Using an Oxford University climate model which runs on thousands of volunteers’ personal computers around the world, the researchers modeled more than 1,200 scenarios using ocean temperatures and carbon dioxide levels of the 1930s. The Dust Bowl heat waves were predominantly driven by warm ocean temperatures in the North Atlantic and cool temperatures in the tropical Pacific. That caused a ridge of high pressure to camp over the Plains, leading to sunny skies and excessive heat. The model runs showed that just one in 100 of the simulations run produced heat waves on the level of the 1930s, meaning heat waves of that magnitude were likely to occur just once every 100 years int he past.

Then, the researchers conducted another set of simulations. This time, they used current greenhouse gas levels and the 1930 sea surface temperature patterns to see how greenhouse gas pollution affected the likelihood of heat waves under similar conditions. They found that today’s greenhouse gas levels make Dust Bowl-type heat waves at least two and a half more likely in the U.S. today. That means under current carbon concentrations, we’re now likely to see them every 40 years.

“[That] may appear to be a long time,” Tim Cowan, a researcher at the University of Southern Queensland in Australia and lead author of the new study, told Earther in an email. “But we’re talking about record-breaking temperatures and heatwaves that last almost 3 weeks.”

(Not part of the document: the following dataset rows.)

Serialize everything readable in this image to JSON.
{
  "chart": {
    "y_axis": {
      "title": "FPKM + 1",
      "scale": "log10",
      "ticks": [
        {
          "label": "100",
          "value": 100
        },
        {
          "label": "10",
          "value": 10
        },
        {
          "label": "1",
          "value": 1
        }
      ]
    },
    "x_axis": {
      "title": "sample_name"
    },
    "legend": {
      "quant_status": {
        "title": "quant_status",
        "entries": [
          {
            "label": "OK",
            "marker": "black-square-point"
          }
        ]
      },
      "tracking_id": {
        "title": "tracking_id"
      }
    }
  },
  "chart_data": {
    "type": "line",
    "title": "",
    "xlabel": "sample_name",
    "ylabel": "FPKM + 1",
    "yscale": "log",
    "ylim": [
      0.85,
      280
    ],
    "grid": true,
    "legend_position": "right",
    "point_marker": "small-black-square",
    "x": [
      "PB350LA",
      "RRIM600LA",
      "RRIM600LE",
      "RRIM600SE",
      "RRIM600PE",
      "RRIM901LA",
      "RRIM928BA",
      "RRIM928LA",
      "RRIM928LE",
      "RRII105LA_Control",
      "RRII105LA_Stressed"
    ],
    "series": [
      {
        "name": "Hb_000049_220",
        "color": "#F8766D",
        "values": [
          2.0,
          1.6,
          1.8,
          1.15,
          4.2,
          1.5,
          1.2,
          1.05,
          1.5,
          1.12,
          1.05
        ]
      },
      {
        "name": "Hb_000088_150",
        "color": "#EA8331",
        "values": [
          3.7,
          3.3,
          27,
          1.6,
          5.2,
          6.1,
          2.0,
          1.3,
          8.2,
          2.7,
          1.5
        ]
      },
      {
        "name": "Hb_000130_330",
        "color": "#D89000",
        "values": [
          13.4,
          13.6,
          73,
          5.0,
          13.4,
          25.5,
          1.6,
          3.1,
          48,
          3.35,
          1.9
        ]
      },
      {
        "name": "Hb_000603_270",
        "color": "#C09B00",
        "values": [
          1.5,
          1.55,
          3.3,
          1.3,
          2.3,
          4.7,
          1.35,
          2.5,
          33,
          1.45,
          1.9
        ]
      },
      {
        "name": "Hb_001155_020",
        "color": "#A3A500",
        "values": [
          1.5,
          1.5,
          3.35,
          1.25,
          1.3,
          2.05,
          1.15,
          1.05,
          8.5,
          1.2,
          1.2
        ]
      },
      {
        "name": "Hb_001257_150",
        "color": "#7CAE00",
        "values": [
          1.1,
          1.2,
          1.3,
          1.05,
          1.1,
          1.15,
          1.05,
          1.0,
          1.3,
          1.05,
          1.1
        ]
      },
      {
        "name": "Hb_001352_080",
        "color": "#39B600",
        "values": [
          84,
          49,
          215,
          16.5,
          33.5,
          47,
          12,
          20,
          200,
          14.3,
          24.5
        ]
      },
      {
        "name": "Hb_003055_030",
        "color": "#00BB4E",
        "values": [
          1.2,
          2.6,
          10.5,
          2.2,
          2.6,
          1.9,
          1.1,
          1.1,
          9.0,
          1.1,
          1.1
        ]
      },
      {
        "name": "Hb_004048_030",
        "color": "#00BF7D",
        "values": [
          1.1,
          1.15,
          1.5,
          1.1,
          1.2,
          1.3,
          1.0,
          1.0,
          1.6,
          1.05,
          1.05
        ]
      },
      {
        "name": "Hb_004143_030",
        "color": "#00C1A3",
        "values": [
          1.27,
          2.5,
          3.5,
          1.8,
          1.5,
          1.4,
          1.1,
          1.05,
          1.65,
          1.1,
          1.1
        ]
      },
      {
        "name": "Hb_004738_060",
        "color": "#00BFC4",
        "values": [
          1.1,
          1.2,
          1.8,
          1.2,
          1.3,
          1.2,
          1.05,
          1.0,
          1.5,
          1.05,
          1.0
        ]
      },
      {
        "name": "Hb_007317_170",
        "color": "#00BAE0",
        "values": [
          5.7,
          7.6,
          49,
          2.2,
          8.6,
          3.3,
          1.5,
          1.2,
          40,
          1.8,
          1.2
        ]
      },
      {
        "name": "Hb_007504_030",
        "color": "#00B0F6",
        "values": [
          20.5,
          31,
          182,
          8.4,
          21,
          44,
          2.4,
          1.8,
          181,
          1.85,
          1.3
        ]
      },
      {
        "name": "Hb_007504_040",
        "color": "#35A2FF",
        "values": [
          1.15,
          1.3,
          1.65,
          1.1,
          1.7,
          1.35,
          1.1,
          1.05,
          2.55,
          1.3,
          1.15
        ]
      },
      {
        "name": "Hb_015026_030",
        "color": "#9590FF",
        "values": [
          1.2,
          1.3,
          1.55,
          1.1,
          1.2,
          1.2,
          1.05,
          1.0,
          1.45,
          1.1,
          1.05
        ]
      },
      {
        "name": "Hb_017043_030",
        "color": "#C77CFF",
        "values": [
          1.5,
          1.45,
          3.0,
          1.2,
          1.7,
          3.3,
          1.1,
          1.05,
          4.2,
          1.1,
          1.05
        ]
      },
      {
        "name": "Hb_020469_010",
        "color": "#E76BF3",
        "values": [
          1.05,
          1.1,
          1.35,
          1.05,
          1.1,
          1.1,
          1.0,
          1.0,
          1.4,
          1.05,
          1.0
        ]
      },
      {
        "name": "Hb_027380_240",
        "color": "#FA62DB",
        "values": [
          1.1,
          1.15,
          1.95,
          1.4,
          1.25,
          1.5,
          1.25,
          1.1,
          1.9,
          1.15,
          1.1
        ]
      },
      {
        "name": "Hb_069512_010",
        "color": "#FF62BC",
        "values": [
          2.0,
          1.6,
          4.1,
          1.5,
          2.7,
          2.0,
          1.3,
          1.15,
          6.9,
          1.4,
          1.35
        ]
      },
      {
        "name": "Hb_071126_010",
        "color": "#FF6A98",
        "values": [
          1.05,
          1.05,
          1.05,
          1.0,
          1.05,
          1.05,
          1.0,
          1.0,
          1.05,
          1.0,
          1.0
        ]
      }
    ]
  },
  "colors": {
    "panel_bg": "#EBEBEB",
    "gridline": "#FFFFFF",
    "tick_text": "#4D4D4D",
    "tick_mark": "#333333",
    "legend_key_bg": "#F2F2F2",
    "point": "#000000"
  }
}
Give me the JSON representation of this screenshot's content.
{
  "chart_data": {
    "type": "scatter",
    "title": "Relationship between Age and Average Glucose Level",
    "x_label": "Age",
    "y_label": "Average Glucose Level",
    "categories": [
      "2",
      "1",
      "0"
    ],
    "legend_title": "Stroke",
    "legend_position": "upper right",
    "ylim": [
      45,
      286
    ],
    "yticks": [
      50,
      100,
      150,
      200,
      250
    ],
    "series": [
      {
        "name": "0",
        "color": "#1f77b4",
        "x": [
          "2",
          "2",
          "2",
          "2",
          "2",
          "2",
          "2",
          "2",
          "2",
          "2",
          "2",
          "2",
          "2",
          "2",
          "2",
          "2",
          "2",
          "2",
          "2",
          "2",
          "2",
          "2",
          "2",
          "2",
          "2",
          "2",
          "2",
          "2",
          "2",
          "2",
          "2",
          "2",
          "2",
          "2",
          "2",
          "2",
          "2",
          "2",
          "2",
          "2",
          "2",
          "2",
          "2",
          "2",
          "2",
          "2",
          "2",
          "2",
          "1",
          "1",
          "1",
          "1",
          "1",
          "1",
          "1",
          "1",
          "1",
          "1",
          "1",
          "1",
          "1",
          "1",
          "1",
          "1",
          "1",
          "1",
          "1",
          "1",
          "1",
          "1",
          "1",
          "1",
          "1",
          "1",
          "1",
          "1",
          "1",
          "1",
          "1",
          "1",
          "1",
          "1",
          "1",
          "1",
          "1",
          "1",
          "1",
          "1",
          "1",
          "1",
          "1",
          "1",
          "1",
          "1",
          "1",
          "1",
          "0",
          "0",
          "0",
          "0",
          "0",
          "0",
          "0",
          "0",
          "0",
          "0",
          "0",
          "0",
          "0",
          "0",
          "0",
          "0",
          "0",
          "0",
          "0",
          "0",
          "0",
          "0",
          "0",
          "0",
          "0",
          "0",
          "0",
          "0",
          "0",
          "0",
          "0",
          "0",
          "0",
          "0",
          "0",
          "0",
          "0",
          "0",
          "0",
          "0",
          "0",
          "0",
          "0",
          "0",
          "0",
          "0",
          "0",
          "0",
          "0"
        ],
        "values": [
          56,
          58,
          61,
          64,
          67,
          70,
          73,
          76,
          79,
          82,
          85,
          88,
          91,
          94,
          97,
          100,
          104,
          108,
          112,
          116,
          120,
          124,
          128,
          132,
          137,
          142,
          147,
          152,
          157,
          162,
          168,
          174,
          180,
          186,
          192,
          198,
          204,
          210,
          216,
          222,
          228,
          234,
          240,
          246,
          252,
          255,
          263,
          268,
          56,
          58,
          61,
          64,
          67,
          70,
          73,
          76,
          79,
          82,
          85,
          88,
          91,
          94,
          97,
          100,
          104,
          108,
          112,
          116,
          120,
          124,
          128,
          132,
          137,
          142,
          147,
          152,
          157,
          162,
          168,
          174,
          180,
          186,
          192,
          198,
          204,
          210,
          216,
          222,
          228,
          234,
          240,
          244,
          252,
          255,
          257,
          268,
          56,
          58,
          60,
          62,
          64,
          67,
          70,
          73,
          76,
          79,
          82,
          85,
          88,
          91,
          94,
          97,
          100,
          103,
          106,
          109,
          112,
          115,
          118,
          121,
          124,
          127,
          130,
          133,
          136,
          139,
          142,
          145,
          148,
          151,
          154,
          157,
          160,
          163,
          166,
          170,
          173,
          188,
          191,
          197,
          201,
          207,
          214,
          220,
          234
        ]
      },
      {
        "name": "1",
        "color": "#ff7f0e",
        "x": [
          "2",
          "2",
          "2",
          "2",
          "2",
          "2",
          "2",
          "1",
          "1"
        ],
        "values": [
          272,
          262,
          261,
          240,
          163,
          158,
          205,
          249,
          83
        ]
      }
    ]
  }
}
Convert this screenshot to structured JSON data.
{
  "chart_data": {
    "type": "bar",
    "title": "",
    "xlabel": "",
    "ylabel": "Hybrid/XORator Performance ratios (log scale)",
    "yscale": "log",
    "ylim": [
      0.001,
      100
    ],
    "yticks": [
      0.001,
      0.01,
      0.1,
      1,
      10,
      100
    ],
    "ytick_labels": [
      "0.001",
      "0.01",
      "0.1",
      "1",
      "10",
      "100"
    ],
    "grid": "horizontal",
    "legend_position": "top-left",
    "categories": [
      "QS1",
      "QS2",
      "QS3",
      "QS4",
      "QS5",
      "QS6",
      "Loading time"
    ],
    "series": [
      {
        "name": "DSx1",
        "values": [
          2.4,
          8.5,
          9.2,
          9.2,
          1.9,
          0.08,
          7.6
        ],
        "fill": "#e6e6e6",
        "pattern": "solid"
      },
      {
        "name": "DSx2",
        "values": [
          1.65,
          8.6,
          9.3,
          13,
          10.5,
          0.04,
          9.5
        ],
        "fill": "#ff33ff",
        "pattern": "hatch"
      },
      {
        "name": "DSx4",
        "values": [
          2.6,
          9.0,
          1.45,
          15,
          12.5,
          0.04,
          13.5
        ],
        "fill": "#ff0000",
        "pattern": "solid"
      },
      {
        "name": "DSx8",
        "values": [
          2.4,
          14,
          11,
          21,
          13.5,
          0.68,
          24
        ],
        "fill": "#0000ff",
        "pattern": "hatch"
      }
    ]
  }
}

The effects would be ruinous. The original Dust Bowl caused malnutrition and deadly disease, destroyed agriculture, and drove hundreds of thousands of farming families in 19 states to flee the area in search of farmland.

“We know from previous studies that a present-day Dust Bowl drought would significantly impact crop yields,” said Cowan, referring to a 2016 study that showed heat waves of this magnitude would create crop yield losses about 50 percent larger than those of the 2012 drought, which caused nearly $100 billion of damage to the U.S. economy. “So there are serious implications for food security.”

The researchers’ warnings are also backed up by a study published in April showed that the western U.S. has entered a megadrought, and a March study which showed Dust Bowl-like heat and drought in the U.S. could deplete the world’s wheat reserves by more than 75 million tons over four years. The only way to lessen our chances of seeing the kinds of droughts is to lower global carbon emissions, fast.

“Summertime maximum temperatures across continental US have warmed over 1 degree Fahrenheit since the 1950s, so unless there is rapid international action to curb greenhouse gas emissions, then we’d expect the Dust Bowl temperature records to be broken in the near future,” said Cowan.

Even if world leaders got it together immediately, though, that wouldn’t eliminate the potential for this kind of climate change-fueled heat, so we also need to adapt. We can do so by using agricultural practices that make crops more resilient, like planting cover crops to promote soil heath and practicing no-till farming to avoid erosion. Beyond the agricultural effects, we should also make people are equipped to handle the heat as best as possible. That could start with ensuring access to air conditioning and water.

“We have to learn to adapt to these types of heat extremes,” said Cowan. “Adaptation will be the key.”